Authors:
Sana Tariq, Principal Technology Architect, Cloud, TELUS Communications
Kandan Kathirvel, Group Product Manager, Telecom, Google Cloud
Abdel Ibrahim, Principal Architect, Telecom, Google Cloud
A snapshot of past and present:
Communication service providers (CSPs) have been using virtual networks and private cloud-based deployments for nearly half a decade. Pivoting from physical network functions (PNFs) to virtual network functions (VNFs) was the first phase in this journey to cloud adoption. The transformation to cloud promised to improve operational efficiency by reducing reliance on specialized hardware, reducing costs through improved hardware utilization, and increasing agility through more flexible software delivery.
This first phase of the CSP’s private cloud adoption didn’t improve operational efficiency nor speed deployment of new telecom services. The VNFs required a plethora of custom configurations and network interfaces, making them far more complex than IT-based cloud applications. CSPs learned to customize private clouds to support the VNFs, but most vendors simply repackaged PNFs as VNFs, with the services remaining tightly coupled to the hardware. This squandered the promised virtualization savings, since the tight coupling prevented efficient hardware utilization. VNFs continued to use legacy principles, such as active-standby redundancy, rather than cloud native redundancy models, further contributing to low utilization and limited cost advantage. Furthermore, the complex configurations slowed deployment, overshadowing the improvements in delivery methods, therefore failing to achieve the promised agility benefits.
The second phase of CSPs’ shift to the cloud came with the birth of container network functions (CNFs), which organize network functions in software containers rather than virtual machines. Container microservices allow multiple services to run independently on the same cluster. The benefit of CNFs is directly tied to specific implementations used; only a few CSPs achieved improvements to cost, performance, and agility. The industry cannot repeat the antipatterns that were discovered during the first phase. As the industry shifts from VNF to CNF, we need to disaggregate the tight coupling of software and hardware, and also modernize the network software, incorporating key concepts like multi-tenancy and single PaaS/CaaS methodologies. Unless we accomplish both of these objectives, CNFs cannot fulfill the CSPs’ increasingly ambitious expectations.
Cloud native development requires a different philosophy, where hardware is clearly separate from the workloads. This approach is critical to realizing the promise of cloud transformation. Workloads need to express their needs, and the cloud needs to meet those needs. This separation enables workloads to be relocated dynamically and increases their efficiency. This supports the “fail-fast and recover faster” redundancy model, tight bin-packing of workloads for optimal hardware utilization, and horizontal scaling. To achieve these benefits, CSPs need to both containerize and also modernize network functions. They must embrace the principle of cattle, not pets. A greater shift in culture and mindset is required to accelerate the adoption of agile DevOps methodologies that support the cloud native approach.
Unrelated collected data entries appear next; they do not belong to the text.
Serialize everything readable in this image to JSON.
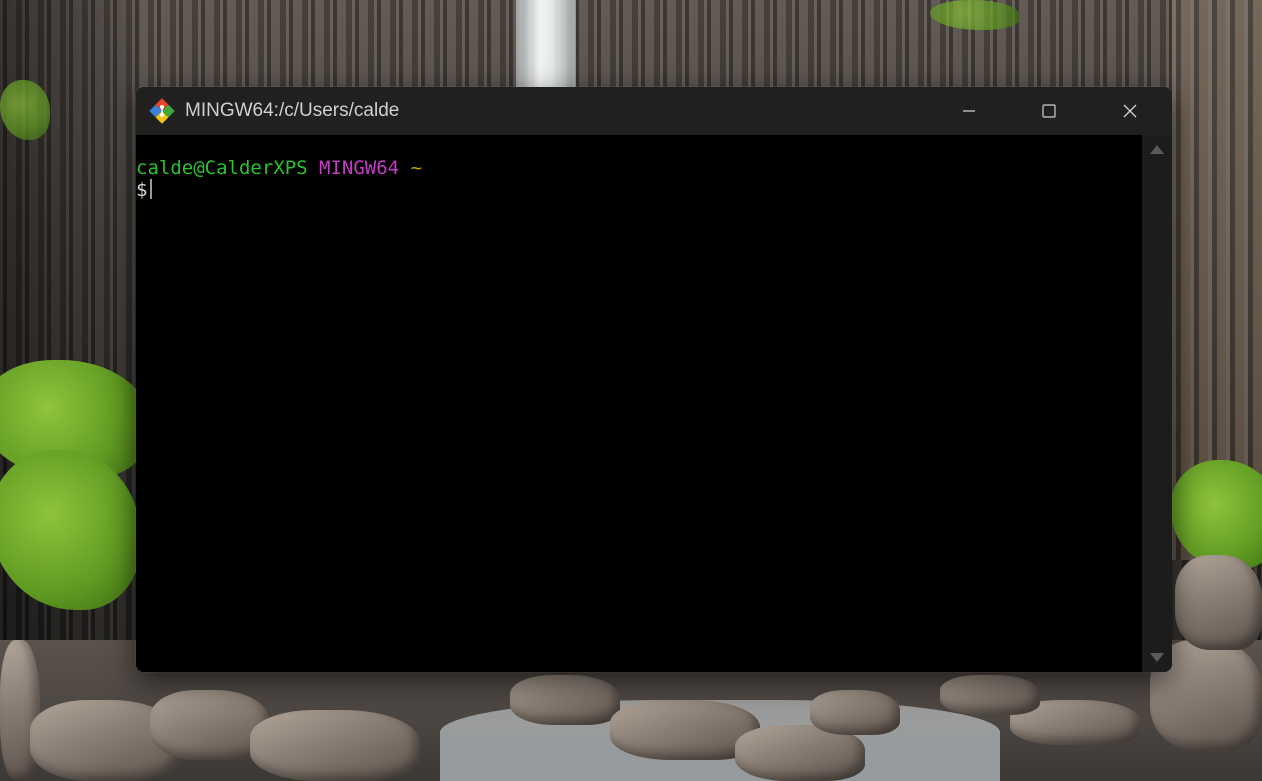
{
  "window": {
    "title": "MINGW64:/c/Users/calde",
    "buttons": {
      "minimize": "minimize-icon",
      "maximize": "maximize-icon",
      "close": "close-icon"
    }
  },
  "terminal": {
    "prompt_user": "calde@CalderXPS",
    "prompt_system": "MINGW64",
    "prompt_dir": "~",
    "prompt_symbol": "$",
    "colors": {
      "user": "#2bc12b",
      "system": "#c43bc4",
      "dir": "#c6a300",
      "background": "#000000"
    }
  },
  "icons": {
    "app": "git-bash-icon",
    "scroll_up": "chevron-up-icon",
    "scroll_down": "chevron-down-icon"
  }
}
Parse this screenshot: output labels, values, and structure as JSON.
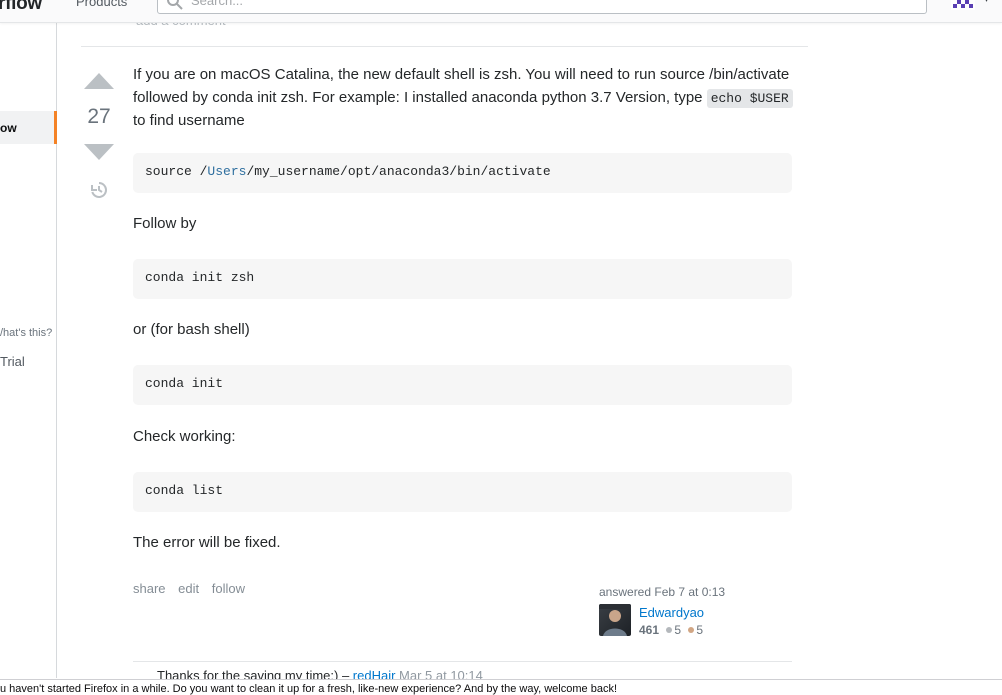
{
  "header": {
    "logo_text": "rflow",
    "products_label": "Products",
    "search_placeholder": "Search..."
  },
  "sidebar": {
    "active_label": "ow",
    "whats_this": "/hat's this?",
    "trial_label": "Trial"
  },
  "previous": {
    "add_comment": "add a comment"
  },
  "answer": {
    "vote_count": "27",
    "p1_text_a": "If you are on macOS Catalina, the new default shell is zsh. You will need to run source /bin/activate followed by conda init zsh. For example: I installed anaconda python 3.7 Version, type ",
    "p1_code": "echo $USER",
    "p1_text_b": " to find username",
    "code1_a": "source /",
    "code1_kw": "Users",
    "code1_b": "/my_username/opt/anaconda3/bin/activate",
    "text_follow": "Follow by",
    "code2": "conda init zsh",
    "text_bash": "or (for bash shell)",
    "code3": "conda init",
    "text_check": "Check working:",
    "code4": "conda list",
    "text_fixed": "The error will be fixed."
  },
  "actions": {
    "share": "share",
    "edit": "edit",
    "follow": "follow"
  },
  "user": {
    "answered": "answered Feb 7 at 0:13",
    "name": "Edwardyao",
    "reputation": "461",
    "silver": "5",
    "bronze": "5",
    "silver_color": "#b4b8bc",
    "bronze_color": "#d1a684"
  },
  "comment": {
    "text": "Thanks for the saving my time:) – ",
    "user": "redHair",
    "date": " Mar 5 at 10:14"
  },
  "notification": {
    "text": "u haven't started Firefox in a while. Do you want to clean it up for a fresh, like-new experience? And by the way, welcome back!"
  }
}
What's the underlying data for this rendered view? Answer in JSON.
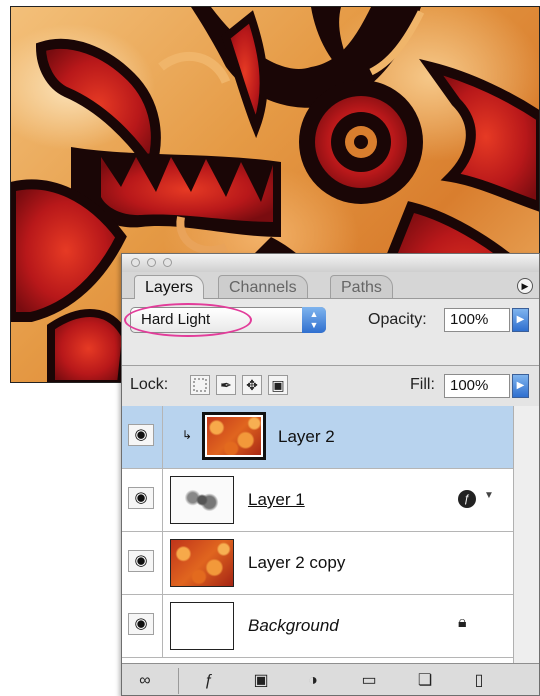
{
  "palette": {
    "tabs": [
      {
        "label": "Layers",
        "active": true
      },
      {
        "label": "Channels",
        "active": false
      },
      {
        "label": "Paths",
        "active": false
      }
    ],
    "menu_icon": "triangle-right-icon",
    "blend_mode": {
      "value": "Hard Light",
      "highlight_color": "#e23c9a"
    },
    "opacity": {
      "label": "Opacity:",
      "value": "100%"
    },
    "lock": {
      "label": "Lock:",
      "icons": [
        "transparency-lock-icon",
        "brush-lock-icon",
        "move-lock-icon",
        "padlock-icon"
      ]
    },
    "fill": {
      "label": "Fill:",
      "value": "100%"
    },
    "layers": [
      {
        "name": "Layer 2",
        "thumbnail": "fire-texture",
        "visible": true,
        "selected": true,
        "clipped": true
      },
      {
        "name": "Layer 1",
        "thumbnail": "sketch",
        "visible": true,
        "selected": false,
        "has_effects": true
      },
      {
        "name": "Layer 2 copy",
        "thumbnail": "fire-texture",
        "visible": true,
        "selected": false
      },
      {
        "name": "Background",
        "thumbnail": "white",
        "visible": true,
        "selected": false,
        "locked": true
      }
    ],
    "bottom_icons": [
      "link-icon",
      "layer-style-icon",
      "mask-icon",
      "adjustment-layer-icon",
      "folder-icon",
      "new-layer-icon",
      "trash-icon"
    ],
    "colors": {
      "selected_row": "#b8d3ee",
      "accent_blue": "#2f6fcf"
    }
  }
}
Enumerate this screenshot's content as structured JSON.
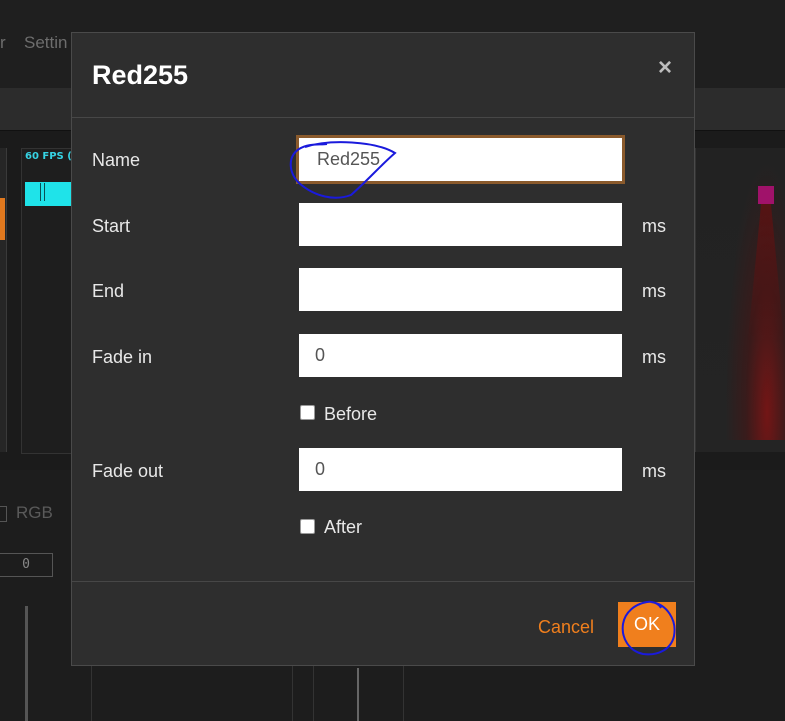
{
  "background": {
    "menu_fragment_1": "r",
    "menu_fragment_2": "Settin",
    "fps_text": "60 FPS (",
    "rgb_label": "RGB",
    "number_value": "0"
  },
  "dialog": {
    "title": "Red255",
    "close_icon": "close-icon",
    "fields": {
      "name": {
        "label": "Name",
        "value": "Red255"
      },
      "start": {
        "label": "Start",
        "value": "",
        "unit": "ms"
      },
      "end": {
        "label": "End",
        "value": "",
        "unit": "ms"
      },
      "fade_in": {
        "label": "Fade in",
        "value": "0",
        "unit": "ms"
      },
      "before": {
        "label": "Before",
        "checked": false
      },
      "fade_out": {
        "label": "Fade out",
        "value": "0",
        "unit": "ms"
      },
      "after": {
        "label": "After",
        "checked": false
      }
    },
    "buttons": {
      "cancel": "Cancel",
      "ok": "OK"
    }
  },
  "colors": {
    "accent": "#f07f1d",
    "annotation": "#1a1adc",
    "dialog_bg": "#2e2e2e"
  }
}
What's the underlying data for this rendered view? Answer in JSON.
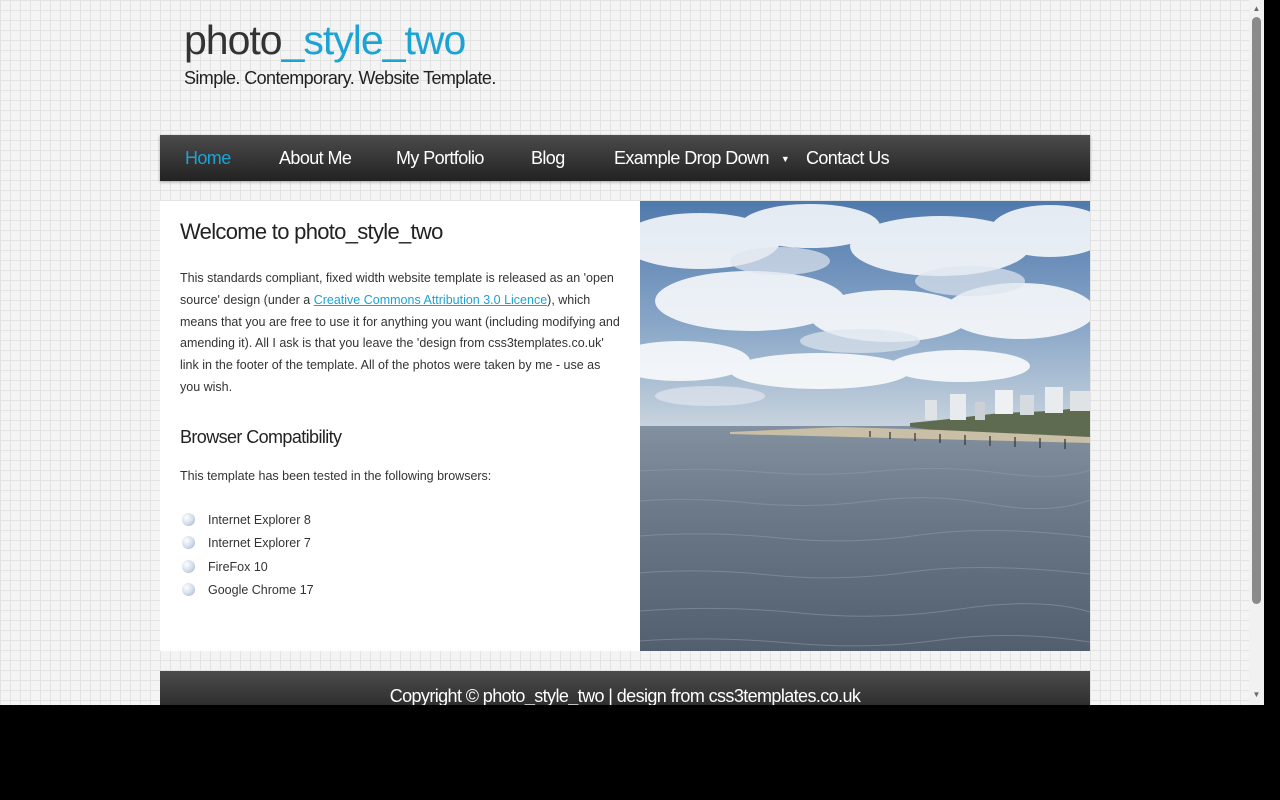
{
  "site": {
    "title_main": "photo",
    "title_accent": "_style_two",
    "slogan": "Simple. Contemporary. Website Template."
  },
  "menu": {
    "items": [
      {
        "label": "Home"
      },
      {
        "label": "About Me"
      },
      {
        "label": "My Portfolio"
      },
      {
        "label": "Blog"
      },
      {
        "label": "Example Drop Down"
      },
      {
        "label": "Contact Us"
      }
    ]
  },
  "content": {
    "heading": "Welcome to photo_style_two",
    "intro_before_link": "This standards compliant, fixed width website template is released as an 'open source' design (under a ",
    "intro_link": "Creative Commons Attribution 3.0 Licence",
    "intro_after_link": "), which means that you are free to use it for anything you want (including modifying and amending it). All I ask is that you leave the 'design from css3templates.co.uk' link in the footer of the template. All of the photos were taken by me - use as you wish.",
    "browser_heading": "Browser Compatibility",
    "browser_text": "This template has been tested in the following browsers:",
    "browsers": [
      "Internet Explorer 8",
      "Internet Explorer 7",
      "FireFox 10",
      "Google Chrome 17"
    ]
  },
  "footer": {
    "text": "Copyright © photo_style_two | design from css3templates.co.uk"
  },
  "colors": {
    "accent": "#1ba3d4",
    "menubar": "#2e2e2e",
    "page_bg": "#f4f4f4"
  },
  "icons": {
    "dropdown": "caret-down-icon",
    "list_bullet": "sphere-bullet-icon"
  }
}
Diving deeper into the cloud native approach
Cloud native practices involve not just technology, but also a principled vision and a different mindset based on computer science fundamentals like modularity, abstraction, separation of concerns, resource sharing, and loose coupling. Some attributes and best practices must be governed at the industry level to enable agility in network function and automation. As the Cloud Native Computing Foundation’s (CNCF) charter says, “Cloud native technologies empower organizations to build and run scalable applications in modern, dynamic environments such as public, private, and hybrid clouds”—but adoption of these cloud native principles can be accelerated only when CSPs learn about and ask for them.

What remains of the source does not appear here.